Home ANNUAL SUMMITS 2007 Summit Creation of the Research, Contemporary Art and Technological Obsolescence Department at the CRRMF

Creation of the Research, Contemporary Art and Technological Obsolescence Department at the CRRMF


Day 1, Group 2

  • Cécile Dazord, Centre de Recherche et de Restauration des Musées de France
  • Grégoire Quenault, art historian

In 2006, the research department of the Centre de recherche et de restauration des musées de France (C2RMF) launched a study program on the impact of technological change on the preservation of contemporary artworks, or more precisely, on the phenomena associated with obsolescence ...

* Please note most of this presentation is in French.
Cécile Dazord © DOCAM 2007
... The C2RMF team includes Cécile Dazord, initiator of the project; Clotilde Boust (research teacher specialising in the human vision and the characterisation of digital images); Erwan Huon (director and audiovisual technician specialising in multimedia video and installations); and Jean-Gabriel Lopez (image digitisation consultant). A task force comprised of members outside C2RMF was also established. The methodology adopted is based on case studies drawn from public collections (some 10 cases are currently under study). Statutorily, all public museums are partners of the C2RMF. The team is also implementing collaborations with institutions in France and abroad facing similar – while sometimes markedly different – problems. These institutions include Bibliothèque nationale de France (BnF), Institut national de l’audiovisuel (INA), Institut national du Patrimoine (INP), Zentrum für Kunst und Medientechnologie (ZKM) in Karlsruhe, Germany, Tate Modern/Media Matters in London, etc. Two problems constitute the key areas of study: i) the conversion of analog to digital and ii) the use of obsolete materials intrinsically associated with the works.

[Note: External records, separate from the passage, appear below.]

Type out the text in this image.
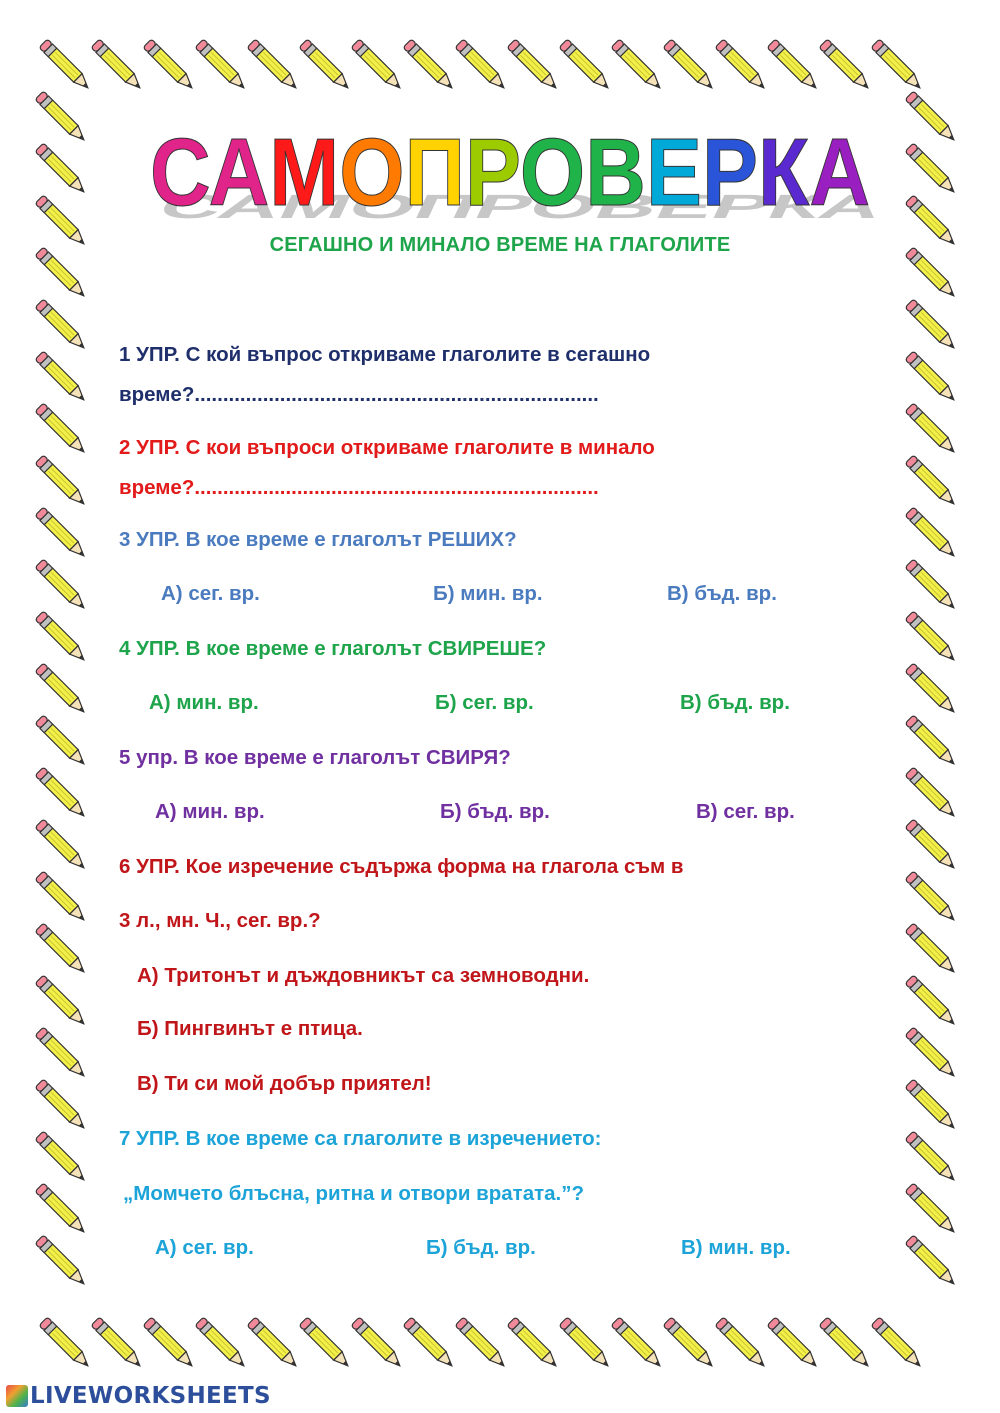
САМОПРОВЕРКА
САМОПРОВЕРКА
СЕГАШНО И МИНАЛО ВРЕМЕ НА ГЛАГОЛИТЕ
1 УПР. С кой въпрос откриваме глаголите в сегашно
време?.......................................................................
2 УПР. С кои въпроси откриваме глаголите в минало
време?.......................................................................
3 УПР. В кое време е глаголът РЕШИХ?
А) сег. вр.	Б) мин. вр.	В) бъд. вр.
4 УПР. В кое време е глаголът СВИРЕШЕ?
А) мин. вр.	Б) сег. вр.	В) бъд. вр.
5 упр. В кое време е глаголът СВИРЯ?
А) мин. вр.	Б) бъд. вр.	В) сег. вр.
6 УПР. Кое изречение съдържа форма на глагола съм в
3 л., мн. Ч., сег. вр.?
А) Тритонът и дъждовникът са земноводни.
Б) Пингвинът е птица.
В) Ти си мой добър приятел!
7 УПР. В кое време са глаголите в изречението:
„Момчето блъсна, ритна и отвори вратата.”?
А) сег. вр.	Б) бъд. вр.	В) мин. вр.
LIVEWORKSHEETS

Cécile Dazord : Classics Fellow (1993)
Master’s degree and DEA in Classics and History from Université de la Sorbonne-Paris IV on the work De Architectura by Leon Battista Alberti (first class honours) (1992/1994).
Graduate of the Institut national du patrimoine (1997-2000).
Thesis conducted at École des hautes études en sciences sociales under the supervision of Eric Michaux on the Brazilian and Argentinean arts scene in the 1970s (begun in 2000/suspended in 2002).
Curator at the Musée national Picasso; Magnelli, Musée de la céramique de Vallauris (2000) (Curator of Pierre Charpin and Jasper Morrison exhibitions).
Curator of Contemporary Art, Musée d’art moderne et contemporain de Strasbourg (2001-2006) (Curator of exhibitions of works by Cildo Meireles, James Lee Byars, Guillauem Paris, and Claude Lévêque).
Since 2006, Curator of Contemporary Art, Centre de recherche et de restauration des musées de France (C2RMF). Responsible for establishing a program of study on the specific problems inherent to contemporary art.
Independent art critic (collaboration on publications Parachute, Mouvement, Journal des arts) and author of catalogue texts (Claude Lévêque, Jérôme Saint-Loubert Bié, Cécile Babiole).
Freelance French translator of texts on art (from English, Spanish and Italian).

Grégoire Quenault, specialises in experimental video and cinema.

He holds a Ph.D. in Aesthetics, Science and Technology of the Arts from Université de Paris VIII and is a lecturer at Université de Picardie – Jules Verne in Amiens.

He is also a member of the task force led by Cécile Dazord at the Centre de Recherche et de Restauration des Musées de France.

For three years, Quenault was responsible for the archives at the Cinédoc and Paris-Films-Coop cinematheque (a collection of experimental and avant-garde videos and films), and since 2001 he has worked as a moving image programmer for La Mariée Désirante at the Scène Nationale d’Orléans.

He is the author of a thesis entitled “Reconsidération de l’histoire de l’art vidéo à partir de ses débuts méconnus en France entre 1957 et 1974” (Revisiting the history of video art from its obscure beginnings in France, 1957 to 1974).